AUTHOR’S NOTE
This was written spur of the moment in response to a post on one of the group sites that I belong to on Father’s Day of this year. I have had very good responses from those few that I have chosen to share it with, and it was suggested by a few of them that I might want to share it with others. But I am a somewhat unschooled writer. I write by inspiration alone, inspired by events and people around me, or, as was the case with this story, by something that I have read or heard or even by a random thread of memory. I do not go seeking the words by choice, they simply come of their own accord.
It was Father’s Day, once again, at The Happy Hills Nursing Home. Visitors had been coming and going, in a steady stream, ever since visiting hours had begun.
The room was filled with the happy chatter of adults, and the excited voices of children, who were vying with each other, in attempts to tell their grandparents all that they had been learning, and doing, since their last visit.
There was a general atmosphere of gaiety and celebration amongst those gathered in the community room that day…
With only one exception…an elderly man, who sat back out of the main group of those gathered there, simply sitting and watching what was going on around him.
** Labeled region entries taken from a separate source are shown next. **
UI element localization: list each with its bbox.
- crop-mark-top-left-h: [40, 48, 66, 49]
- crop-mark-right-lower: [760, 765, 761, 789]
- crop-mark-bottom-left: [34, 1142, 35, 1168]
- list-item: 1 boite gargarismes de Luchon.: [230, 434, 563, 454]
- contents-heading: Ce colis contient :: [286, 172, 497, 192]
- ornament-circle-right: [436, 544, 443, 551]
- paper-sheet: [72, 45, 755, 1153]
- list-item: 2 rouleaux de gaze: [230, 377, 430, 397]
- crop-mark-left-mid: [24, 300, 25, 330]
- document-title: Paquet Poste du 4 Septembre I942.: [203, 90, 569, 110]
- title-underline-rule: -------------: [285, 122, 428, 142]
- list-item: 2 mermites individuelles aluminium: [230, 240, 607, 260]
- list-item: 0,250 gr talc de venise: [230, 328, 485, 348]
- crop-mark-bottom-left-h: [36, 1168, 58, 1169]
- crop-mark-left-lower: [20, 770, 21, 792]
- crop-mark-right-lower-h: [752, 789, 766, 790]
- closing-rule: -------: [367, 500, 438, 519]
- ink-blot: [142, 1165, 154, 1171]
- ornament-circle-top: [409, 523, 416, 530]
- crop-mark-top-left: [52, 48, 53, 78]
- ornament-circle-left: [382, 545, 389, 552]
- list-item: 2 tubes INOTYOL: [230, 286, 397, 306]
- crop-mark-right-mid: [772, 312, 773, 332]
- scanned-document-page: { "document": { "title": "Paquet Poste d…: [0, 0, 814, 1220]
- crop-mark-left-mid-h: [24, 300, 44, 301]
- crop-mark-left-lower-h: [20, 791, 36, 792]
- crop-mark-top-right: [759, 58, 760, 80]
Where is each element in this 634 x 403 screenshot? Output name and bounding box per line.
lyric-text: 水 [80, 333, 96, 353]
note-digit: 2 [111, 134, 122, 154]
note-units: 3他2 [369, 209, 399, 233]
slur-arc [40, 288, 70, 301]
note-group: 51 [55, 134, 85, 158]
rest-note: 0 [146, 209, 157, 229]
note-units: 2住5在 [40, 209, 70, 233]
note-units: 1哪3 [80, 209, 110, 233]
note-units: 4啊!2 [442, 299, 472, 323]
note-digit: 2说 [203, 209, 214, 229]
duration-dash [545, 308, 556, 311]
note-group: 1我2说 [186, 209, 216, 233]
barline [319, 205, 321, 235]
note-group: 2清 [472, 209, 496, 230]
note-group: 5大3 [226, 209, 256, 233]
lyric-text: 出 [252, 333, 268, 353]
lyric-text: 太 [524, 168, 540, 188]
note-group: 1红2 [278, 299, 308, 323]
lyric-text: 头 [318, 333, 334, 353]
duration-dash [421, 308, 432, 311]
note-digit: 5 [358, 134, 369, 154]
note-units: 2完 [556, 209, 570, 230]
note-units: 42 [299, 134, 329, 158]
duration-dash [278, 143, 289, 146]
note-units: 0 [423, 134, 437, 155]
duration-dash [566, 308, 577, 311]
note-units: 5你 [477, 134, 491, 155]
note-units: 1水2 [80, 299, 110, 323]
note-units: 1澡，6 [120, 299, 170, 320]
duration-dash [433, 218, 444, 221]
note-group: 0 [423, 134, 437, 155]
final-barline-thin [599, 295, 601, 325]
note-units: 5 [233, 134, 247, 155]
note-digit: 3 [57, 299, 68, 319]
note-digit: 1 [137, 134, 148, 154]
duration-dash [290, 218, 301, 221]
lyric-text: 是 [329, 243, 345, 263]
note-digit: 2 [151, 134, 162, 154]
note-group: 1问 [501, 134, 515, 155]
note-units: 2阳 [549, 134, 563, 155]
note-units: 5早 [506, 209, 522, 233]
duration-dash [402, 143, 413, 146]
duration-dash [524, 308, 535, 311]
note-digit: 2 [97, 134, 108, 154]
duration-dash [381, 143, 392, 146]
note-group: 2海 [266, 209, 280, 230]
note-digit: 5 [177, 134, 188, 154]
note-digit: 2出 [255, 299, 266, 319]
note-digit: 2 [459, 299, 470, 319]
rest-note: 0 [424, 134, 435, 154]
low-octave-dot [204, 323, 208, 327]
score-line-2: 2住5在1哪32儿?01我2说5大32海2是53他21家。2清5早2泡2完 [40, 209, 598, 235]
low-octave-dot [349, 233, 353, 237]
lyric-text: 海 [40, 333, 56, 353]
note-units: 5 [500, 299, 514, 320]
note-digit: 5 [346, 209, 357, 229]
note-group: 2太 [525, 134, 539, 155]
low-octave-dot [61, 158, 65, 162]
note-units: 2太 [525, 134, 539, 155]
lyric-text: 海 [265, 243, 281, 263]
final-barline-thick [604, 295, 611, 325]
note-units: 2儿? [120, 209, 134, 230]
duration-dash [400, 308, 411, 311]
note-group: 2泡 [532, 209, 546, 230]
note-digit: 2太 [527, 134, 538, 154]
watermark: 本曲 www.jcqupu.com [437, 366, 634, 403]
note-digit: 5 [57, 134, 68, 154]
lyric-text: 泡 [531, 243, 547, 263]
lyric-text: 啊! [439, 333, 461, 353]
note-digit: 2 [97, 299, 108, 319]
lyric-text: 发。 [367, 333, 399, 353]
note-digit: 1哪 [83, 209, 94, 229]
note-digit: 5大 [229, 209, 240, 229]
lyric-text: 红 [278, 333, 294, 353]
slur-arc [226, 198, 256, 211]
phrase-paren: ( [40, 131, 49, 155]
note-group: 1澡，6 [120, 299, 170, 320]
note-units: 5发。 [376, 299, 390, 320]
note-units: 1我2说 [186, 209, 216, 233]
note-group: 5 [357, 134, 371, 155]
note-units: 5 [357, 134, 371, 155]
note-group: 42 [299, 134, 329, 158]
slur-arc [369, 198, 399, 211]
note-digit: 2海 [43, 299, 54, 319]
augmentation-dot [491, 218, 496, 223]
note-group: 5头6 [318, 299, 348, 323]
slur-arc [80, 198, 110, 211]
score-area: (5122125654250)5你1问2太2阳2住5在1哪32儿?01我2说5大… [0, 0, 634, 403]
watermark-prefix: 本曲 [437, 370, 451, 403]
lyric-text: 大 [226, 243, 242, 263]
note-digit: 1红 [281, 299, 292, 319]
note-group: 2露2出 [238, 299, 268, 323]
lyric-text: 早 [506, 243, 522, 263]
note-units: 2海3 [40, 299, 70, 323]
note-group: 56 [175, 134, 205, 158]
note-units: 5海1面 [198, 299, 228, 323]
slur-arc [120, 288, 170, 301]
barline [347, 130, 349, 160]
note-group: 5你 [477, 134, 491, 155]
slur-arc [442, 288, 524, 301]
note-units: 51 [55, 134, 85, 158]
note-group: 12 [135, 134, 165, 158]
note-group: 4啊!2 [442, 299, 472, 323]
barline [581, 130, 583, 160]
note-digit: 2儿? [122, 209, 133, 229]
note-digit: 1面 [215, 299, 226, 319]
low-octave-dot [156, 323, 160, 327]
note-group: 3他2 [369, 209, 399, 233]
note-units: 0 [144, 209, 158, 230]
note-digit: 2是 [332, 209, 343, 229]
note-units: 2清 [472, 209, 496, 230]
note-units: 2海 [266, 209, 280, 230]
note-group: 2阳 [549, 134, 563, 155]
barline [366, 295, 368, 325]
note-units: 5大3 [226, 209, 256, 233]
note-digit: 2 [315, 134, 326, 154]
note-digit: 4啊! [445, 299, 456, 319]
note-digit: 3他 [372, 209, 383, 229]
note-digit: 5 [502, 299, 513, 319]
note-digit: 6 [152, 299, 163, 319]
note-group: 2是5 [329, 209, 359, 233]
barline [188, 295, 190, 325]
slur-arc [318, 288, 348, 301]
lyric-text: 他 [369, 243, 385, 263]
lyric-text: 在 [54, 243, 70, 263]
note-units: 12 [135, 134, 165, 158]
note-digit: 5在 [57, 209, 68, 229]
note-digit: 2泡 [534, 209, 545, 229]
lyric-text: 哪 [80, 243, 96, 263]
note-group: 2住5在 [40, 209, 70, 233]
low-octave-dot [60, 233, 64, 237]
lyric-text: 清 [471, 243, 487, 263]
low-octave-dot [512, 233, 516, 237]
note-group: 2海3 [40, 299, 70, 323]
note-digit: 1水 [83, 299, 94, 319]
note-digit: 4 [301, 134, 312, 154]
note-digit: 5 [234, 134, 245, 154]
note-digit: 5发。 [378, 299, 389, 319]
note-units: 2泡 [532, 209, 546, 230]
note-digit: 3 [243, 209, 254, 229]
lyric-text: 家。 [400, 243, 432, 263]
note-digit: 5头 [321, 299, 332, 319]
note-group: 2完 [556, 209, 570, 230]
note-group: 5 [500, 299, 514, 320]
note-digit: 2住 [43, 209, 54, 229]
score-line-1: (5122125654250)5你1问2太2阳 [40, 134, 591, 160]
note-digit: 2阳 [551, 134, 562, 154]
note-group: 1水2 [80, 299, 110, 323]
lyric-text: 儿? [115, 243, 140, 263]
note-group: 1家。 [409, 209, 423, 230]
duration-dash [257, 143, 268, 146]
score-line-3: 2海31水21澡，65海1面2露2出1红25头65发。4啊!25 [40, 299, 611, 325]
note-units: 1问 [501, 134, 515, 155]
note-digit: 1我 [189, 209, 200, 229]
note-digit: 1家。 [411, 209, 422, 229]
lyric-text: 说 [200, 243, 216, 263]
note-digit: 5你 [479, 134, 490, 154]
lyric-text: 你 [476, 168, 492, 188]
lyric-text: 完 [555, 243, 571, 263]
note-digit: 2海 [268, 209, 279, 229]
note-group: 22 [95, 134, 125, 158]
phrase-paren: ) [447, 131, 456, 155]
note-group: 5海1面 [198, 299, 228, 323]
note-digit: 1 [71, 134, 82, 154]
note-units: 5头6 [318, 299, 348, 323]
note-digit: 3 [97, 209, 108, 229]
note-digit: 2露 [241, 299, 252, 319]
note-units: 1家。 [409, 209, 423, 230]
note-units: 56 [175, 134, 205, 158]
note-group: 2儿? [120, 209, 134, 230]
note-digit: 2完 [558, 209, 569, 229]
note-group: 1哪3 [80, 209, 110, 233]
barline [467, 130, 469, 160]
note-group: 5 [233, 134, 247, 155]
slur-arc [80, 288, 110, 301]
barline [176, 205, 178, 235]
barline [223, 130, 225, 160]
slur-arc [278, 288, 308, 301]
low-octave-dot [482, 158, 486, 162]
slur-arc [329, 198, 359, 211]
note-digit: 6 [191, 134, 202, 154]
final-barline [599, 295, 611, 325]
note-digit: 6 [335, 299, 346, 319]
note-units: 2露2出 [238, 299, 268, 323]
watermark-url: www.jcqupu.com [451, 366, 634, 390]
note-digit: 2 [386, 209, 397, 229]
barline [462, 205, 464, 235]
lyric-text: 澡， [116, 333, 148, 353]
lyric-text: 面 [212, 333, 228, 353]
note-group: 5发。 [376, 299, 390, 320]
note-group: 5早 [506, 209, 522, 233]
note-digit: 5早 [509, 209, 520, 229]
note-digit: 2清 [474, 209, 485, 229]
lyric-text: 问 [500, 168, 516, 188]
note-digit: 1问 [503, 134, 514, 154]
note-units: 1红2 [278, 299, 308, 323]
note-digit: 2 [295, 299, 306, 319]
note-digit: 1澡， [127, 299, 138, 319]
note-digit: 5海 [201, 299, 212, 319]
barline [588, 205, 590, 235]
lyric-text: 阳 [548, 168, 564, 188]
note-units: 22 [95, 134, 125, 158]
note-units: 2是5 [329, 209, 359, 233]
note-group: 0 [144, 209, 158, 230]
He kept looking towards the entryway door, with gradually growing frequency, as if watching for someone.
As the time grew closer and closer to visiting time being over, the elderly man, whose name was Benjamin, got a look of deeper and deeper sadness, and despair, upon his face, as he watched the gay and happy interactions of those around him.
As the time grew closer and closer for the visiting time to be over, Benjamin became more and more focused on the entryway, his face growing sadder with each passing moment.
Sharon, a nurse who had been with the home when Benjamin first joined them, watched him, her heart breaking a little with each passing moment, as she watched that sadness etch itself, deeper and deeper, into Benjamin’s face.
Sharon knew why Benjamin was watching that entryway so closely. She knew that Benjamin, whose wife had passed away, several years prior to his joining the home, had no living relatives, save his son, his two grandchildren, and his daughter in law.
Benjamin’s son, who had come with him the day that Benjamin joined the home, which had been during the fall, had promised that he would bring his family to come and spend Father’s Day with Benjamin.
But when Father’s day came, the son did not. And thus it was for three years. So Benjamin sat there for the fourth Father’s Day since joining the home, waiting, watching, hoping and praying for his son to walk through that door.